To attract more French-Language teachers the government is taking several actions including:
- A partnership with Laurentian University to create a new hybrid initial teacher education program (with a first cohort in 2020-21);
- The development of projects with sector partners, such as career fairs, and a recruitment portal for the French-language school boards which includes a link to supporting resources and an online help desk for educators; and
- Possible changes to regulations that would help hire more qualified French-language teachers.
- A new guide for English-language school boards and a French proficiency assessment tool, developed by the Ontario Public School Boards' Association, that will help public schools hire and train more French as a Second Language (FSL) teachers;
- An online portal, to be created by Canadian Parents for French (Ontario) aimed at students to promote postsecondary studies and experiences that can lead to a career as an FSL teacher in Ontario; and a promotional campaign about the FSL career path;
- Outreach activities, to be developed by York University and aimed at Grade 11 students that will promote careers as an FSL teacher in Ontario; transition courses for internationally-trained Francophone teachers; and an online platform for French as a Second Language teachers that will support them in their professional learning.
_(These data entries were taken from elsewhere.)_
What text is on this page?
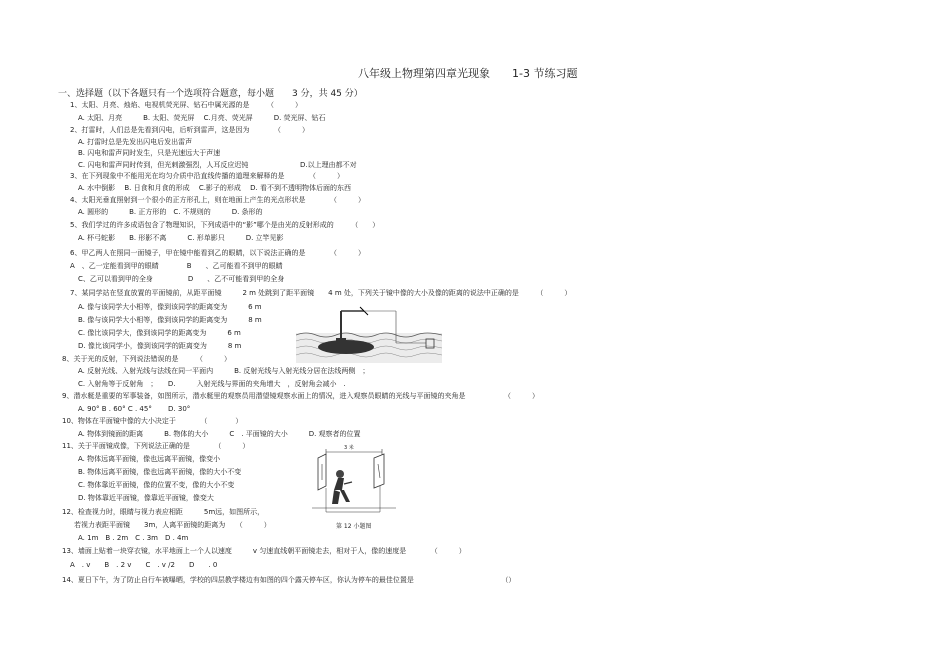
八年级上物理第四章光现象　　1-3 节练习题
一、选择题（以下各题只有一个选项符合题意，每小题　　3 分，共 45 分）
1、太阳、月亮、烛焰、电视机荧光屏、钻石中属光源的是　　　（　　　）
A. 太阳、月亮　　　B. 太阳、荧光屏　 C.月亮、荧光屏　　　D. 荧光屏、钻石
2、打雷时，人们总是先看到闪电，后听到雷声，这是因为　　　　（　　　）
A. 打雷时总是先发出闪电后发出雷声
B. 闪电和雷声同时发生，只是光速远大于声速
C. 闪电和雷声同时传到，但光刺激强烈，人耳反应迟钝	D.以上理由都不对
3、在下列现象中不能用光在均匀介质中沿直线传播的道理来解释的是　　　　（　　　）
A. 水中倒影　 B. 日食和月食的形成　 C.影子的形成　 D. 看不到不透明物体后面的东西
4、太阳光垂直照射到一个很小的正方形孔上，则在地面上产生的光点形状是　　　　（　　　）
A. 圆形的　　　B. 正方形的　C. 不规则的　　　D. 条形的
5、我们学过的许多成语包含了物理知识，下列成语中的“影”哪个是由光的反射形成的　　　（　　）
A. 杯弓蛇影　　B. 形影不离　　　C. 形单影只　　　D. 立竿见影
6、甲乙两人在照同一面镜子，甲在镜中能看到乙的眼睛，以下说法正确的是　　　　（　　　）
A　、乙一定能看到甲的眼睛　　　　B　　、乙可能看不到甲的眼睛
C、乙可以看到甲的全身　　　　　D　　、乙不可能看到甲的全身
7、某同学站在竖直放置的平面镜前，从距平面镜　　　2 m 处跳到了距平面镜　　4 m 处，下列关于镜中像的大小及像的距离的说法中正确的是　　　（　　　）
A. 像与该同学大小相等，像到该同学的距离变为　　　6 m
B. 像与该同学大小相等，像到该同学的距离变为　　　8 m
C. 像比该同学大，像到该同学的距离变为　　　6 m
D. 像比该同学小，像到该同学的距离变为　　　8 m
8、关于光的反射，下列说法错误的是　　　（　　　）
A. 反射光线、入射光线与法线在同一平面内　　　B. 反射光线与入射光线分居在法线两侧　；
C. 入射角等于反射角　；　　D.　　　入射光线与界面的夹角增大　，反射角会减小　.
9、潜水艇是重要的军事装备，如图所示，潜水艇里的观察员用潜望镜观察水面上的情况，进入观察员眼睛的光线与平面镜的夹角是　　　　　　（　　　）
A. 90° B . 60° C . 45°　　 D. 30°
10、物体在平面镜中像的大小决定于　　　　（　　　　）
A. 物体到镜面的距离　　　B. 物体的大小　　　C　. 平面镜的大小　　　D. 观察者的位置
11、关于平面镜成像，下列说法正确的是　　　　（　　　）
A. 物体远离平面镜，像也远离平面镜，像变小
B. 物体远离平面镜，像也远离平面镜，像的大小不变
C. 物体靠近平面镜，像的位置不变，像的大小不变
D. 物体靠近平面镜，像靠近平面镜，像变大
12、检查视力时，眼睛与视力表应相距　　　5m远，如图所示，
若视力表距平面镜　　3m，人离平面镜的距离为　　（　　　）
A. 1m　B . 2m　C . 3m　D . 4m
3 米
第 12 小题图
13、墙面上贴着一块穿衣镜，水平地面上一个人以速度　　　v 匀速直线朝平面镜走去，相对于人，像的速度是　　　　（　　　）
A　. v　　B　. 2 v　　C　. v /2　　D　　. 0
14、夏日下午，为了防止自行车被曝晒，学校的四层教学楼边有如图的四个露天停车区，你认为停车的最佳位置是　　　　　　　　　　　　　（）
Ontario continues to partner with various education stakeholders, including its provincial French Language Working Group, to address the recruitment and retention of teachers in the French-language school system. In addition, it is relaunching the FSL Provincial Working Group, whose membership will represent a variety of perspectives, including those of senior school board administrators, teachers, parents, FSL associations and researchers.
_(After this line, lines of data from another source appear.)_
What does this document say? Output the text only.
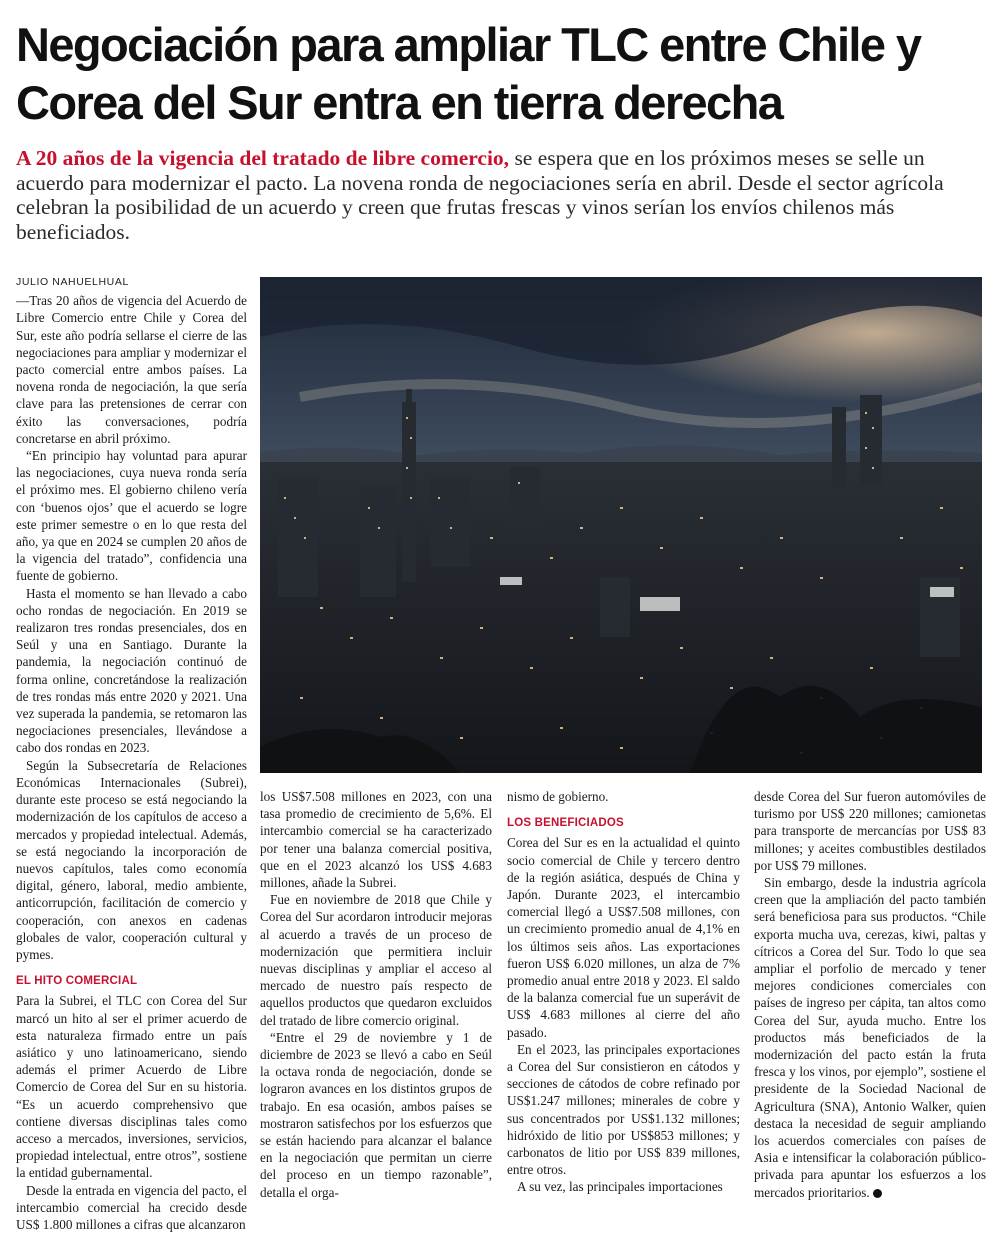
Negociación para ampliar TLC entre Chile y Corea del Sur entra en tierra derecha

A 20 años de la vigencia del tratado de libre comercio, se espera que en los próximos meses se selle un acuerdo para modernizar el pacto. La novena ronda de negociaciones sería en abril. Desde el sector agrícola celebran la posibilidad de un acuerdo y creen que frutas frescas y vinos serían los envíos chilenos más beneficiados.

JULIO NAHUELHUAL

—Tras 20 años de vigencia del Acuerdo de Libre Comercio entre Chile y Corea del Sur, este año podría sellarse el cierre de las negociaciones para ampliar y modernizar el pacto comercial entre ambos países. La novena ronda de negociación, la que sería clave para las pretensiones de cerrar con éxito las conversaciones, podría concretarse en abril próximo.

“En principio hay voluntad para apurar las negociaciones, cuya nueva ronda sería el próximo mes. El gobierno chileno vería con ‘buenos ojos’ que el acuerdo se logre este primer semestre o en lo que resta del año, ya que en 2024 se cumplen 20 años de la vigencia del tratado”, confidencia una fuente de gobierno.

Hasta el momento se han llevado a cabo ocho rondas de negociación. En 2019 se realizaron tres rondas presenciales, dos en Seúl y una en Santiago. Durante la pandemia, la negociación continuó de forma online, concretándose la realización de tres rondas más entre 2020 y 2021. Una vez superada la pandemia, se retomaron las negociaciones presenciales, llevándose a cabo dos rondas en 2023.

Según la Subsecretaría de Relaciones Económicas Internacionales (Subrei), durante este proceso se está negociando la modernización de los capítulos de acceso a mercados y propiedad intelectual. Además, se está negociando la incorporación de nuevos capítulos, tales como economía digital, género, laboral, medio ambiente, anticorrupción, facilitación de comercio y cooperación, con anexos en cadenas globales de valor, cooperación cultural y pymes.

EL HITO COMERCIAL

Para la Subrei, el TLC con Corea del Sur marcó un hito al ser el primer acuerdo de esta naturaleza firmado entre un país asiático y uno latinoamericano, siendo además el primer Acuerdo de Libre Comercio de Corea del Sur en su historia. “Es un acuerdo comprehensivo que contiene diversas disciplinas tales como acceso a mercados, inversiones, servicios, propiedad intelectual, entre otros”, sostiene la entidad gubernamental.

Desde la entrada en vigencia del pacto, el intercambio comercial ha crecido desde US$ 1.800 millones a cifras que alcanzaron

los US$7.508 millones en 2023, con una tasa promedio de crecimiento de 5,6%. El intercambio comercial se ha caracterizado por tener una balanza comercial positiva, que en el 2023 alcanzó los US$ 4.683 millones, añade la Subrei.

Fue en noviembre de 2018 que Chile y Corea del Sur acordaron introducir mejoras al acuerdo a través de un proceso de modernización que permitiera incluir nuevas disciplinas y ampliar el acceso al mercado de nuestro país respecto de aquellos productos que quedaron excluidos del tratado de libre comercio original.

“Entre el 29 de noviembre y 1 de diciembre de 2023 se llevó a cabo en Seúl la octava ronda de negociación, donde se lograron avances en los distintos grupos de trabajo. En esa ocasión, ambos países se mostraron satisfechos por los esfuerzos que se están haciendo para alcanzar el balance en la negociación que permitan un cierre del proceso en un tiempo razonable”, detalla el orga-

nismo de gobierno.

LOS BENEFICIADOS

Corea del Sur es en la actualidad el quinto socio comercial de Chile y tercero dentro de la región asiática, después de China y Japón. Durante 2023, el intercambio comercial llegó a US$7.508 millones, con un crecimiento promedio anual de 4,1% en los últimos seis años. Las exportaciones fueron US$ 6.020 millones, un alza de 7% promedio anual entre 2018 y 2023. El saldo de la balanza comercial fue un superávit de US$ 4.683 millones al cierre del año pasado.

En el 2023, las principales exportaciones a Corea del Sur consistieron en cátodos y secciones de cátodos de cobre refinado por US$1.247 millones; minerales de cobre y sus concentrados por US$1.132 millones; hidróxido de litio por US$853 millones; y carbonatos de litio por US$ 839 millones, entre otros.

A su vez, las principales importaciones

desde Corea del Sur fueron automóviles de turismo por US$ 220 millones; camionetas para transporte de mercancías por US$ 83 millones; y aceites combustibles destilados por US$ 79 millones.

Sin embargo, desde la industria agrícola creen que la ampliación del pacto también será beneficiosa para sus productos. “Chile exporta mucha uva, cerezas, kiwi, paltas y cítricos a Corea del Sur. Todo lo que sea ampliar el porfolio de mercado y tener mejores condiciones comerciales con países de ingreso per cápita, tan altos como Corea del Sur, ayuda mucho. Entre los productos más beneficiados de la modernización del pacto están la fruta fresca y los vinos, por ejemplo”, sostiene el presidente de la Sociedad Nacional de Agricultura (SNA), Antonio Walker, quien destaca la necesidad de seguir ampliando los acuerdos comerciales con países de Asia e intensificar la colaboración público-privada para apuntar los esfuerzos a los mercados prioritarios.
"By supporting the recruitment of more qualified French-language teachers, the government is ensuring that Ontario students and their parents have greater access to learning opportunities in French, as a first language or as a second language," said Francophone Affairs Minister Caroline Mulroney. "Today's announcement supports Ontario's commitment to provide our young Francophone and Francophile students with more options for their education and their future."
"By working to train and retain more French-language teachers, our government is taking a decisive step towards the development of stronger, more empowered French-speaking communities in Ontario," said Ross Romano, Minister of Colleges and Universities. "The French language and our Francophone community are vital elements of our province's identity and help contribute to the cultural richness of our society."
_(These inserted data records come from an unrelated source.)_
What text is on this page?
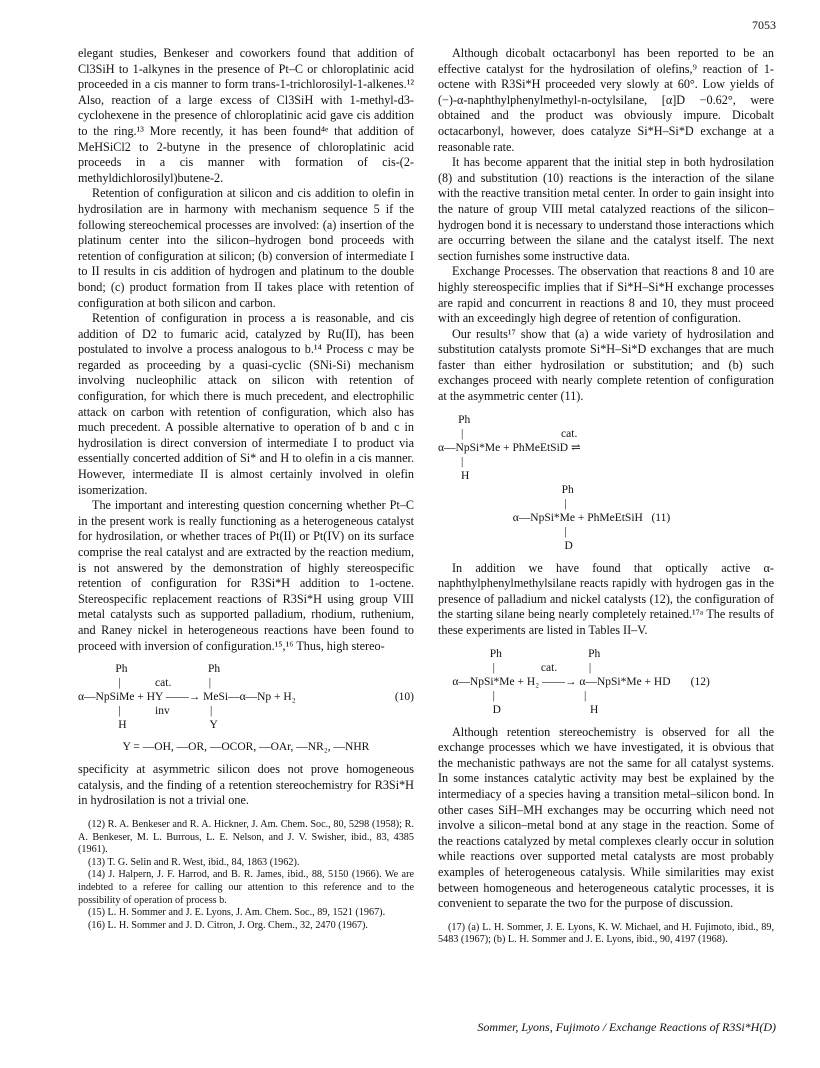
7053

elegant studies, Benkeser and coworkers found that addition of Cl3SiH to 1-alkynes in the presence of Pt–C or chloroplatinic acid proceeded in a cis manner to form trans-1-trichlorosilyl-1-alkenes.¹² Also, reaction of a large excess of Cl3SiH with 1-methyl-d3-cyclohexene in the presence of chloroplatinic acid gave cis addition to the ring.¹³ More recently, it has been found⁴ᵉ that addition of MeHSiCl2 to 2-butyne in the presence of chloroplatinic acid proceeds in a cis manner with formation of cis-(2-methyldichlorosilyl)butene-2.

Retention of configuration at silicon and cis addition to olefin in hydrosilation are in harmony with mechanism sequence 5 if the following stereochemical processes are involved: (a) insertion of the platinum center into the silicon–hydrogen bond proceeds with retention of configuration at silicon; (b) conversion of intermediate I to II results in cis addition of hydrogen and platinum to the double bond; (c) product formation from II takes place with retention of configuration at both silicon and carbon.

Retention of configuration in process a is reasonable, and cis addition of D2 to fumaric acid, catalyzed by Ru(II), has been postulated to involve a process analogous to b.¹⁴ Process c may be regarded as proceeding by a quasi-cyclic (SNi-Si) mechanism involving nucleophilic attack on silicon with retention of configuration, for which there is much precedent, and electrophilic attack on carbon with retention of configuration, which also has much precedent. A possible alternative to operation of b and c in hydrosilation is direct conversion of intermediate I to product via essentially concerted addition of Si* and H to olefin in a cis manner. However, intermediate II is almost certainly involved in olefin isomerization.

The important and interesting question concerning whether Pt–C in the present work is really functioning as a heterogeneous catalyst for hydrosilation, or whether traces of Pt(II) or Pt(IV) on its surface comprise the real catalyst and are extracted by the reaction medium, is not answered by the demonstration of highly stereospecific retention of configuration for R3Si*H addition to 1-octene. Stereospecific replacement reactions of R3Si*H using group VIII metal catalysts such as supported palladium, rhodium, ruthenium, and Raney nickel in heterogeneous reactions have been found to proceed with inversion of configuration.¹⁵,¹⁶ Thus, high stereo-

Ph                            Ph
|            cat.             |
α—NpSiMe + HY ——→ MeSi—α—Np + H₂	(10)
|            inv              |
H                             Y
Y = —OH, —OR, —OCOR, —OAr, —NR₂, —NHR

specificity at asymmetric silicon does not prove homogeneous catalysis, and the finding of a retention stereochemistry for R3Si*H in hydrosilation is not a trivial one.

(12) R. A. Benkeser and R. A. Hickner, J. Am. Chem. Soc., 80, 5298 (1958); R. A. Benkeser, M. L. Burrous, L. E. Nelson, and J. V. Swisher, ibid., 83, 4385 (1961).

(13) T. G. Selin and R. West, ibid., 84, 1863 (1962).

(14) J. Halpern, J. F. Harrod, and B. R. James, ibid., 88, 5150 (1966). We are indebted to a referee for calling our attention to this reference and to the possibility of operation of process b.

(15) L. H. Sommer and J. E. Lyons, J. Am. Chem. Soc., 89, 1521 (1967).

(16) L. H. Sommer and J. D. Citron, J. Org. Chem., 32, 2470 (1967).

Although dicobalt octacarbonyl has been reported to be an effective catalyst for the hydrosilation of olefins,⁹ reaction of 1-octene with R3Si*H proceeded very slowly at 60°. Low yields of (−)-α-naphthylphenylmethyl-n-octylsilane, [α]D −0.62°, were obtained and the product was obviously impure. Dicobalt octacarbonyl, however, does catalyze Si*H–Si*D exchange at a reasonable rate.

It has become apparent that the initial step in both hydrosilation (8) and substitution (10) reactions is the interaction of the silane with the reactive transition metal center. In order to gain insight into the nature of group VIII metal catalyzed reactions of the silicon–hydrogen bond it is necessary to understand those interactions which are occurring between the silane and the catalyst itself. The next section furnishes some instructive data.

Exchange Processes. The observation that reactions 8 and 10 are highly stereospecific implies that if Si*H–Si*H exchange processes are rapid and concurrent in reactions 8 and 10, they must proceed with an exceedingly high degree of retention of configuration.

Our results¹⁷ show that (a) a wide variety of hydrosilation and substitution catalysts promote Si*H–Si*D exchanges that are much faster than either hydrosilation or substitution; and (b) such exchanges proceed with nearly complete retention of configuration at the asymmetric center (11).

Ph
|                                  cat.
α—NpSi*Me + PhMeEtSiD ⇌
|
H
Ph
|
α—NpSi*Me + PhMeEtSiH   (11)
|
D

In addition we have found that optically active α-naphthylphenylmethylsilane reacts rapidly with hydrogen gas in the presence of palladium and nickel catalysts (12), the configuration of the starting silane being nearly completely retained.¹⁷ᵃ The results of these experiments are listed in Tables II–V.

Ph                              Ph
|                cat.           |
α—NpSi*Me + H₂ ——→ α—NpSi*Me + HD       (12)
|                               |
D                               H

Although retention stereochemistry is observed for all the exchange processes which we have investigated, it is obvious that the mechanistic pathways are not the same for all catalyst systems. In some instances catalytic activity may best be explained by the intermediacy of a species having a transition metal–silicon bond. In other cases SiH–MH exchanges may be occurring which need not involve a silicon–metal bond at any stage in the reaction. Some of the reactions catalyzed by metal complexes clearly occur in solution while reactions over supported metal catalysts are most probably examples of heterogeneous catalysis. While similarities may exist between homogeneous and heterogeneous catalytic processes, it is convenient to separate the two for the purpose of discussion.

(17) (a) L. H. Sommer, J. E. Lyons, K. W. Michael, and H. Fujimoto, ibid., 89, 5483 (1967); (b) L. H. Sommer and J. E. Lyons, ibid., 90, 4197 (1968).

Sommer, Lyons, Fujimoto / Exchange Reactions of R3Si*H(D)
"Education is an essential pillar of the vitality of official languages and communities," said the Honourable Mélanie Joly, Minister of Official Languages. "Through the national recruitment and retention strategy for Francophone teachers, the Government of Canada is helping to address the labour shortage in French immersion and French first-language programs in Ontario. French-language learning contributes to our cultural and economic wealth, which is why we have invested in a $62 million Francophone teacher recruitment and retention strategy as part of our Action Plan for Official Languages 2018-2023. Bilingualism is at the heart of Canadian identity and culture, and a major asset in the labour market. This type of investment supports Francophone minority communities in addition to supporting the learning of French in immersion programs."